Pular para o conteúdo principal

COMO JOSÉ SARNEY E ACM GARANTIRAM A POSSE DE MICHEL TEMER


O governo de Michel Temer, com sua agenda retrógrada, só foi possível por causa de José Sarney e Antônio Carlos Magalhães.

Muitos subestimam as concessões politiqueiras de rádio e TV do então presidente José Sarney, nos anos 80.

Da mesma forma que Temer, Sarney era um presidente sem voto, de uma chapa eleita de forma indireta, cujo titular era Tancredo Neves, doente e depois falecido sem poder tomar posse.

Sarney e seu ministro das Comunicações, o baiano Antônio Carlos Magalhães, fizeram uma farra de concessões de emissoras de rádio e TV que já desenhou o cenário midiático e sócio-cultural dos anos 90.

Na Bahia de ACM, isso teve um defeito devastador.

O arrivismo midiático dos barões midiáticos regionais, como Mário Kertèsz, antigo afilhado de ACM, e Marcos Medrado, ruralista baiano, praticamente arrasou com a mídia baiana.

Criaram uma concorrência desleal com as emissoras AM, com FMs, com arremedos ruins e grosseiros da Amplitude Modulada, programas noticiosos de baixa qualidade e transmissões esportivas que seguiam fórmulas velhas e antiquadas.
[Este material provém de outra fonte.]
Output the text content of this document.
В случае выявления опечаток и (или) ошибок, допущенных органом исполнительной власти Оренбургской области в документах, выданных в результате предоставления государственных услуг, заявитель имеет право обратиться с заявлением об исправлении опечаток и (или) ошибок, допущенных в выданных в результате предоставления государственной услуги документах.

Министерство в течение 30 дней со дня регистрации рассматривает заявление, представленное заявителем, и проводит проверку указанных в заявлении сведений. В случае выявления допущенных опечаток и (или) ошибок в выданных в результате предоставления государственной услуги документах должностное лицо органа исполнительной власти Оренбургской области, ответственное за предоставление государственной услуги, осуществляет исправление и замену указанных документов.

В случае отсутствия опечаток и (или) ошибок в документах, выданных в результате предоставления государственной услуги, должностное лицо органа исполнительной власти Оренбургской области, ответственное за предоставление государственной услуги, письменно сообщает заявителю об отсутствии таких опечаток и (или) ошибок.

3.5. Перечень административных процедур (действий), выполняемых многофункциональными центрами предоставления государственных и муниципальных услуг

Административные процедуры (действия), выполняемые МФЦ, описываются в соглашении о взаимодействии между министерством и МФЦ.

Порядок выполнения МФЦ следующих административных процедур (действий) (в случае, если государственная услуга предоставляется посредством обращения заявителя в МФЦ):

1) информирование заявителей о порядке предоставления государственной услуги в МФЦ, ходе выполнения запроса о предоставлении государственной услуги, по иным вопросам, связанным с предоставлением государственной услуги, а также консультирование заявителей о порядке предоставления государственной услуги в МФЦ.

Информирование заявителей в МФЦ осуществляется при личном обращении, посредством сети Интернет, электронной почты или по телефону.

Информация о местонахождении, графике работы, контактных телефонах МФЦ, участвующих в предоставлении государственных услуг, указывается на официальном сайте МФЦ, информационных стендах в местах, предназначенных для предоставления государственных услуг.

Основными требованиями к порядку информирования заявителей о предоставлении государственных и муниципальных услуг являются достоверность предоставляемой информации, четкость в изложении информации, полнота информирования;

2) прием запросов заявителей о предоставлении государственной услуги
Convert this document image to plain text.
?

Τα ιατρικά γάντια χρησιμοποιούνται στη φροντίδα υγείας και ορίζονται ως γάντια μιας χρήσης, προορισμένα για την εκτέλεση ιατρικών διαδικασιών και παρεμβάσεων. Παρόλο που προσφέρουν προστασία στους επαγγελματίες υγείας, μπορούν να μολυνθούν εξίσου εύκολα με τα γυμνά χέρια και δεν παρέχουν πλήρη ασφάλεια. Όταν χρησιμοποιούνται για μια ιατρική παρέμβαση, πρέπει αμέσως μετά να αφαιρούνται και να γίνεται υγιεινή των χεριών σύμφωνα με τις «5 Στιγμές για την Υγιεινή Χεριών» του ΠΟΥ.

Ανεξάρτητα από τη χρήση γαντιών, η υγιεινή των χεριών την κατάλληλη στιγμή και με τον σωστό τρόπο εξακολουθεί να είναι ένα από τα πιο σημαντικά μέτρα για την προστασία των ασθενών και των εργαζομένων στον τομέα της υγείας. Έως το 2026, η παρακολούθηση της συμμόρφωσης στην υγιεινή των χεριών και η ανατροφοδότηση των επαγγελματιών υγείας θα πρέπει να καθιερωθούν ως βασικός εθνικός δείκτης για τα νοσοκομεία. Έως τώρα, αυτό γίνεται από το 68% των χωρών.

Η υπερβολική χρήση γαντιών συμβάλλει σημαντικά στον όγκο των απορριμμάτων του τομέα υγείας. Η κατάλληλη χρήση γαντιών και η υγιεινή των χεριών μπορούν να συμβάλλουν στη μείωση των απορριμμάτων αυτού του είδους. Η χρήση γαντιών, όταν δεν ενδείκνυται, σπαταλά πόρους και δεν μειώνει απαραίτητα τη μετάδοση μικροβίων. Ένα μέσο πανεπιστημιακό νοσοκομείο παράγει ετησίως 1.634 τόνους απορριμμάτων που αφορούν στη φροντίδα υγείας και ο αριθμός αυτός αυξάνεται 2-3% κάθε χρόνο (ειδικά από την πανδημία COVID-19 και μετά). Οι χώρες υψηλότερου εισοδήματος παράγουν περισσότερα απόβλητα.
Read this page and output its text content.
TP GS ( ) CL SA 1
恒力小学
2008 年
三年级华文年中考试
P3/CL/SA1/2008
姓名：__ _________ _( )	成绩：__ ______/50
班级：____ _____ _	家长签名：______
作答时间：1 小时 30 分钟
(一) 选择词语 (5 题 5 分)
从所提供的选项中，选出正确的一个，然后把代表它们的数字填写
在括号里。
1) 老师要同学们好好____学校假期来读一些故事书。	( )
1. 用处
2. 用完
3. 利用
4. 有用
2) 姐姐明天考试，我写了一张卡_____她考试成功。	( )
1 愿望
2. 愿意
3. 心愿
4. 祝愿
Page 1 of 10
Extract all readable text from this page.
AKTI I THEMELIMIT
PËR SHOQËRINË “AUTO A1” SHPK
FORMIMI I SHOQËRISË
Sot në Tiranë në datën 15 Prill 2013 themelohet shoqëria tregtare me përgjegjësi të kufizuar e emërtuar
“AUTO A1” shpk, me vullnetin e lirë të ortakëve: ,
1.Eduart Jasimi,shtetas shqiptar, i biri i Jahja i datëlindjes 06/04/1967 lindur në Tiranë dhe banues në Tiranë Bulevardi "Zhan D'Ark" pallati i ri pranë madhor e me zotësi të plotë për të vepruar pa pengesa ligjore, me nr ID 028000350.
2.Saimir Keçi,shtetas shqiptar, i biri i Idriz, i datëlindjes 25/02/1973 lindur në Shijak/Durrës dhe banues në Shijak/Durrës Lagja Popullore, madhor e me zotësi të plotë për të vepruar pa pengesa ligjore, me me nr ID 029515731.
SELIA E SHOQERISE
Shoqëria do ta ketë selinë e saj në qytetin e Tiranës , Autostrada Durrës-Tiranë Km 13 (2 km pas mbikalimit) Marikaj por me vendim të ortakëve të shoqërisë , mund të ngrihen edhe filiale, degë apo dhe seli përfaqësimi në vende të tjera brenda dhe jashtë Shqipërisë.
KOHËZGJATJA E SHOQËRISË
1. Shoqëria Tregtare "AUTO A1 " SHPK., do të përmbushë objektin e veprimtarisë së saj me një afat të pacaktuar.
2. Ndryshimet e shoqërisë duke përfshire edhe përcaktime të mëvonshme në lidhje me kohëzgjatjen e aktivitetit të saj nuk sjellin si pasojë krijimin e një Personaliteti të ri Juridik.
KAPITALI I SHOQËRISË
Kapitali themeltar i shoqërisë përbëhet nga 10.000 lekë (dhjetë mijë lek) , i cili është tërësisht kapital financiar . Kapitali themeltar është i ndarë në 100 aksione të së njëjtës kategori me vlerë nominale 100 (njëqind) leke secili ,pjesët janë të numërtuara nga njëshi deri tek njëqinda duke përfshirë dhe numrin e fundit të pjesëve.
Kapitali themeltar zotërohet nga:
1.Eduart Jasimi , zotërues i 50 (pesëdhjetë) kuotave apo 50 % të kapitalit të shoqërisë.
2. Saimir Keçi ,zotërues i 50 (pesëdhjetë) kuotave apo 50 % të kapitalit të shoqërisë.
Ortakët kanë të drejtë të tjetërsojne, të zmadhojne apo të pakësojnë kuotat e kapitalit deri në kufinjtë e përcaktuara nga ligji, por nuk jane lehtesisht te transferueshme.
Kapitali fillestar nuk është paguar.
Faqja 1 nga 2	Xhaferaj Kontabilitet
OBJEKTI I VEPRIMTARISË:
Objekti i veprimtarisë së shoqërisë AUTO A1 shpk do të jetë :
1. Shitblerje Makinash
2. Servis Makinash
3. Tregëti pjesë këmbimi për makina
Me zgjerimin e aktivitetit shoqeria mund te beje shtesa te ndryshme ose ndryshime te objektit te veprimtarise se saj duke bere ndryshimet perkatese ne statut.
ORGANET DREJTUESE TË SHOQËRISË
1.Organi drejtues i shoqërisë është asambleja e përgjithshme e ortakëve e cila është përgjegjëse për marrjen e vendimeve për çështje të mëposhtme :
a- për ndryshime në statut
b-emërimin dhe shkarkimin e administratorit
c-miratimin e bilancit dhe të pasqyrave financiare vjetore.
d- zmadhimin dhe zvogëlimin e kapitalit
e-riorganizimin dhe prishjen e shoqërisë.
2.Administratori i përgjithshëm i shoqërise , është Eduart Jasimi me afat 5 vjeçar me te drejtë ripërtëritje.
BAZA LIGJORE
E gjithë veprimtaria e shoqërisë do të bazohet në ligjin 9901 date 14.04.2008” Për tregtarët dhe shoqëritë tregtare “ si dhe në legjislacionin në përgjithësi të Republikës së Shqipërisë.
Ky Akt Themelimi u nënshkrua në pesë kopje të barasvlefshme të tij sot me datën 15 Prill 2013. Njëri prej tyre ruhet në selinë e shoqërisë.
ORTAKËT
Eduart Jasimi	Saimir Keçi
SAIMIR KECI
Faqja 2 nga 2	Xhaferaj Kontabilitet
Sem falar das cansativas resenhas esportivas, com sisudos e pedantes locutores vestidos de camisa polo listradas, discutindo o "sexo da bola" e apoiados por um excedente de patrocinadores.

Era um jabaculê que articulava alianças entre dirigentes esportivos e barões da grande mídia, da qual a baixa audiência poderia ser maquiada com sintonias coletivas em estabelecimentos comerciais.

Os dois "coronéis" midiáticos, Mário e Marcos, eventualmente, vestiam o abadá da falsa esquerda, com o primeiro embarcando no trem publicitário de Duda Mendonça, o segundo numa breve aventura como integrante do PDT regional. Leonel Brizola reprovaria.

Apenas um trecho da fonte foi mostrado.